Sculpting “Sad People”

Bonadonna showcases powerful ceramics

Photo courtesy of Lazaro Rabanales

By Ali Steinberg

A Mamaroneck High School senior passionate about music and art, Luke Bonadonna talked with The Globe to discuss his involvement with clay, a class in which he has created and continues to create eye-catching sculptures.

The Globe: Describe your involvement with clay, both at MHS and in other programs.

Luke Bonadonna: I took Introduction to Clay in my junior year and then Intermediate Clay this year. I switched into AP Clay a couple of weeks into the school year because I just wanted to make head sculptures. I also took a figure sculpting class at FIT over the past summer.
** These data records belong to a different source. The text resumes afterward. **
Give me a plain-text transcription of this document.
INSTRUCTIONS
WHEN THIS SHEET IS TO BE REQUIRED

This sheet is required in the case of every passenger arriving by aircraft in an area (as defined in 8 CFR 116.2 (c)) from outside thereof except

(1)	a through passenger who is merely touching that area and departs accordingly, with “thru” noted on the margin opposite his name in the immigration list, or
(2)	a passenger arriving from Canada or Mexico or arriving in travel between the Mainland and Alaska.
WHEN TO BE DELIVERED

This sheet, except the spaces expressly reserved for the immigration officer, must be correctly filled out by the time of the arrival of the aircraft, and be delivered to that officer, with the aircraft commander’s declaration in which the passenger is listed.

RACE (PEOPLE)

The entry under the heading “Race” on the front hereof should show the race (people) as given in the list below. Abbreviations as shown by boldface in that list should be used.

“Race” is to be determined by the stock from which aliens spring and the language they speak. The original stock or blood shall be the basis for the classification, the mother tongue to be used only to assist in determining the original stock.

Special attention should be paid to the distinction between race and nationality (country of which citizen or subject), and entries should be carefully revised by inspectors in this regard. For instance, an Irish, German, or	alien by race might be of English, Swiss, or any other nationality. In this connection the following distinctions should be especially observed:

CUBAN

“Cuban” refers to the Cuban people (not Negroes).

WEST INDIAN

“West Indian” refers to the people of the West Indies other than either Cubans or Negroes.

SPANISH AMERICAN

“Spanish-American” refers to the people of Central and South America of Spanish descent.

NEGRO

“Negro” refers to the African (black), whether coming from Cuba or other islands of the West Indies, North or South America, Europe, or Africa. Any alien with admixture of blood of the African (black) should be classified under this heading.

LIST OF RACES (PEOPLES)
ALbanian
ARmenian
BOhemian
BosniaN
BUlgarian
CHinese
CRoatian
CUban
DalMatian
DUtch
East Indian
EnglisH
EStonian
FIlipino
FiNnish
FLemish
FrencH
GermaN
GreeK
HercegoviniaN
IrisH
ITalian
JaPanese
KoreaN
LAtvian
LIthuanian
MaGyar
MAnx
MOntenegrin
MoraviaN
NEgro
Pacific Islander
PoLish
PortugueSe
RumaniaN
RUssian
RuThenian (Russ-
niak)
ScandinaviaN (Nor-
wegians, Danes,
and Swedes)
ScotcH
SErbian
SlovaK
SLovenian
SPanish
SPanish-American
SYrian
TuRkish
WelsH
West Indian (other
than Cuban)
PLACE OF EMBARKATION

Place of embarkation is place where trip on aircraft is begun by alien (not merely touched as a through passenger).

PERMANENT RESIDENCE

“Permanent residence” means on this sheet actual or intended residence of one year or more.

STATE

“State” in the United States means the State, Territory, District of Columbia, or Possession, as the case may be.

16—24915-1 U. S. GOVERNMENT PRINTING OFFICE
TG: When did you first become interested in clay and ceramics? What sparked your interest?

LB: I first became interested in clay in elementary school because clay is fun to play with and such. That’s still one of the reasons I like it. I didn’t start taking it seriously until I took Intro to Clay though.

TG: Who, or what, has been most influential in shaping you as a potter?

LB: Mr. Dollar and my professor from FIT were obviously a big part of my influences. I also find pieces I like online like everyone else.

TG: How has clay changed your outlook on the world or how you view yourself?

LB: I don’t really think clay has changed my outlook on anything. Art as a whole has helped shape me and my views, but clay is really just another medium to me.

TG: How would you describe your ceramics style?

LB: When people ask me what my AP concentration is I just say “sad people,” so I guess my style is making sad people.

TG: Who are your favorite artists, either in ceramics or otherwise?

LB: One of my favorite artists right now is Anthony Zinonos; he is a really cool collage artist.

TG: What is your favorite piece or project that you’ve done?

LB: My favorite clay piece (that I’ve made) is a bust of the weird looking guy with no eyes wearing a hat. I’m happy with how it coming out.

TG: Do you intend to pursue ceramics in college or professionally?

LB: Not really, I’m more into making and recording music.

TG: What advice can you give to other MHS artists interested in clay?

LB: Be nice to Mr. Dollar, and make things you like to make.